High Sierra storm again wreaks havoc on Nevada Legislature
CARSON CITY — Mother Nature once again reared her icy head at lawmakers in the state capital, as winter weather forced delays for the start of the second day of the Nevada Legislature.
The storm that blew through the High Sierra over the weekend dropped 6 inches of fresh snow Tuesday morning in Carson City, according to the National Weather Service, causing legislative committee meetings to be delayed by two hours.
On Monday, Gov. Steve Sisolak had ordered all nonessential state government offices closed by 1:30 p.m. By 3 p.m. he extended that order to all state offices in Washoe and Douglas counties.
Assembly Majority Leader Teresa Benitez-Thompson, D-Reno, said Wednesday’s committee meetings will start an hour late, at 9 a.m.
Assemblywoman Maggie Carlton, D-Las Vegas, took a moment on the Assembly floor to recognize the grounds crews and other workers who have kept the roads clear during the winter squall.
“It would be remiss if we did not thank our folks that have been clearing sidewalks and roads, clearing off the cars, making sure we all got home safely,” Carlton said. “I just wanted to thank them.”
Counselors make their case
The Assembly Education Committee embarked on its work for the session with a presentation from groups representing school guidance counselors.
Keeli Killian, president-elect of the Nevada Counselors Association, told the panel that Nevada ranks 39th in the nation in the counselor-to-student ratio and is nearly double the 250-to-1 rate the American School Counselor Association defines as optimal. Nevada’s rate as of the 2015-16 school year was 485-to-1.
The rate varies among counties, districts and schools across the state, with at least one elementary school effectively having one counselor for all 1,400 students, with 11 elementary schools having none at all, the committee was told.

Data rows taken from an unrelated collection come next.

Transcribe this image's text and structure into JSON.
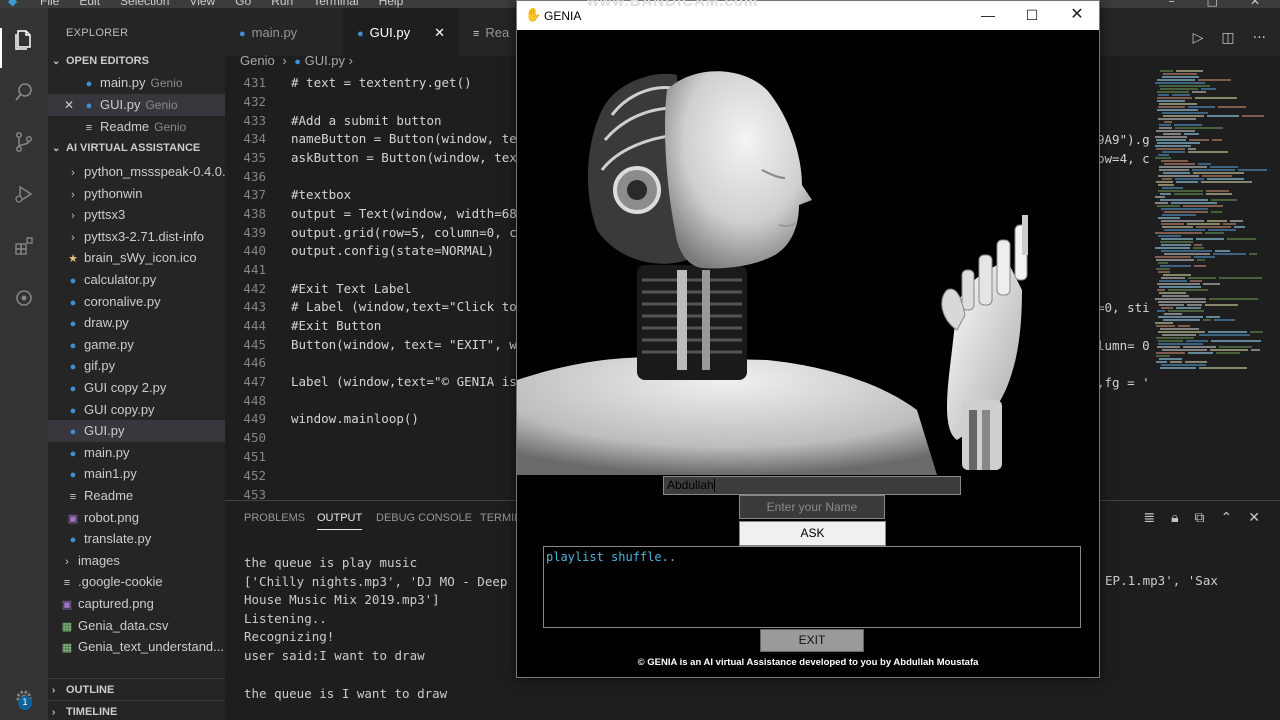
{
  "titlebar": {
    "menu": [
      "File",
      "Edit",
      "Selection",
      "View",
      "Go",
      "Run",
      "Terminal",
      "Help"
    ]
  },
  "activity": {
    "icons": [
      "explorer-icon",
      "search-icon",
      "source-control-icon",
      "run-debug-icon",
      "extensions-icon",
      "remote-icon",
      "settings-gear-icon"
    ],
    "badge": "1"
  },
  "sidebar": {
    "title": "EXPLORER",
    "open_editors_label": "OPEN EDITORS",
    "open_editors": [
      {
        "name": "main.py",
        "desc": "Genio"
      },
      {
        "name": "GUI.py",
        "desc": "Genio"
      },
      {
        "name": "Readme",
        "desc": "Genio"
      }
    ],
    "project_label": "AI VIRTUAL ASSISTANCE",
    "files": [
      "python_mssspeak-0.4.0...",
      "pythonwin",
      "pyttsx3",
      "pyttsx3-2.71.dist-info",
      "brain_sWy_icon.ico",
      "calculator.py",
      "coronalive.py",
      "draw.py",
      "game.py",
      "gif.py",
      "GUI copy 2.py",
      "GUI copy.py",
      "GUI.py",
      "main.py",
      "main1.py",
      "Readme",
      "robot.png",
      "translate.py",
      "images",
      ".google-cookie",
      "captured.png",
      "Genia_data.csv",
      "Genia_text_understand..."
    ],
    "outline_label": "OUTLINE",
    "timeline_label": "TIMELINE"
  },
  "tabs": [
    {
      "name": "main.py"
    },
    {
      "name": "GUI.py"
    },
    {
      "name": "Rea"
    }
  ],
  "breadcrumb": {
    "folder": "Genio",
    "file": "GUI.py"
  },
  "editor": {
    "lines": [
      {
        "n": "431",
        "code": "# text = textentry.get()"
      },
      {
        "n": "432",
        "code": ""
      },
      {
        "n": "433",
        "code": "#Add a submit button"
      },
      {
        "n": "434",
        "code": "nameButton = Button(window, te"
      },
      {
        "n": "435",
        "code": "askButton = Button(window, tex"
      },
      {
        "n": "436",
        "code": ""
      },
      {
        "n": "437",
        "code": "#textbox"
      },
      {
        "n": "438",
        "code": "output = Text(window, width=68"
      },
      {
        "n": "439",
        "code": "output.grid(row=5, column=0, c"
      },
      {
        "n": "440",
        "code": "output.config(state=NORMAL)"
      },
      {
        "n": "441",
        "code": ""
      },
      {
        "n": "442",
        "code": "#Exit Text Label"
      },
      {
        "n": "443",
        "code": "# Label (window,text=\"Click to"
      },
      {
        "n": "444",
        "code": "#Exit Button"
      },
      {
        "n": "445",
        "code": "Button(window, text= \"EXIT\", w"
      },
      {
        "n": "446",
        "code": ""
      },
      {
        "n": "447",
        "code": "Label (window,text=\"© GENIA is"
      },
      {
        "n": "448",
        "code": ""
      },
      {
        "n": "449",
        "code": "window.mainloop()"
      },
      {
        "n": "450",
        "code": ""
      },
      {
        "n": "451",
        "code": ""
      },
      {
        "n": "452",
        "code": ""
      },
      {
        "n": "453",
        "code": ""
      }
    ],
    "right_fragments": {
      "l434": "9A9\").g",
      "l435": "ow=4, c",
      "l443": "=0, sti",
      "l445": "lumn= 0",
      "l447": ",fg = '"
    }
  },
  "panel": {
    "tabs": [
      "PROBLEMS",
      "OUTPUT",
      "DEBUG CONSOLE",
      "TERMIN"
    ],
    "lines": [
      "the queue is play music",
      "['Chilly nights.mp3', 'DJ MO - Deep",
      "House Music Mix 2019.mp3']",
      "Listening..",
      "Recognizing!",
      "user said:I want to draw",
      "",
      "the queue is I want to draw"
    ],
    "right_fragment": "EP.1.mp3', 'Sax"
  },
  "genia": {
    "title": "GENIA",
    "watermark": "www.BANDICAM.com",
    "image_alt": "robot",
    "entry_value": "Abdullah",
    "name_button": "Enter your Name",
    "ask_button": "ASK",
    "output_text": "playlist shuffle..",
    "exit_button": "EXIT",
    "footer": "© GENIA is an AI virtual Assistance developed to you by Abdullah Moustafa"
  }
}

Killian said counselors in some districts are assigned to other duties, becoming highly paid lunch workers in some cases. The group wants mandated counselors in every school, lower counselor-to-student ratios, and a minimum 80 percent of their time spent on helping students.
“It’s slightly impossible to have a school counselor program that serves all students when we don’t get our ratios down,” she told the committee.

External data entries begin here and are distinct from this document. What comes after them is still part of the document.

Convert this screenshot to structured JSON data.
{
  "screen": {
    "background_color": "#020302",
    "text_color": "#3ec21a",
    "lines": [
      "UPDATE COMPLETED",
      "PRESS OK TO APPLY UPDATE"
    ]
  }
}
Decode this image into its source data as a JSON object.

Other counselors, one reduced to tears, told the panel of excessive high caseloads and burnout they have experienced.
A family affair
Lawmaking is a family affair for the Hansens.
With Ira Hansen’s election to the Senate and his wife Alexis Hansen’s election to the Nevada Assembly in November, the husband and wife of 38 years became the first married couple in Nevada’s 154-year history to be elected to the state Legislature in the same session.
And not since Lincoln County Assemblyman Willard W. Smith and Nye County Assemblywoman Florence B. Swasey were married at the end of the 1925 session has a married couple served in Legislature together, according to a declaration read into the record on the Assembly floor to recognize and celebrate the occasion.
“We commend and express our appreciation for their willingness to serve all Nevada families,” Assemblyman John Ellison, R-Elko, said of the couple, who he called his “dear friends.”
On tap
The Assembly Committee on Health and Human Services is scheduled to hear a presentation about what can be learned from the Emergency Medical Services response to the Oct. 1, 2017, mass shooting at the Route 91 Harvest festival in Las Vegas.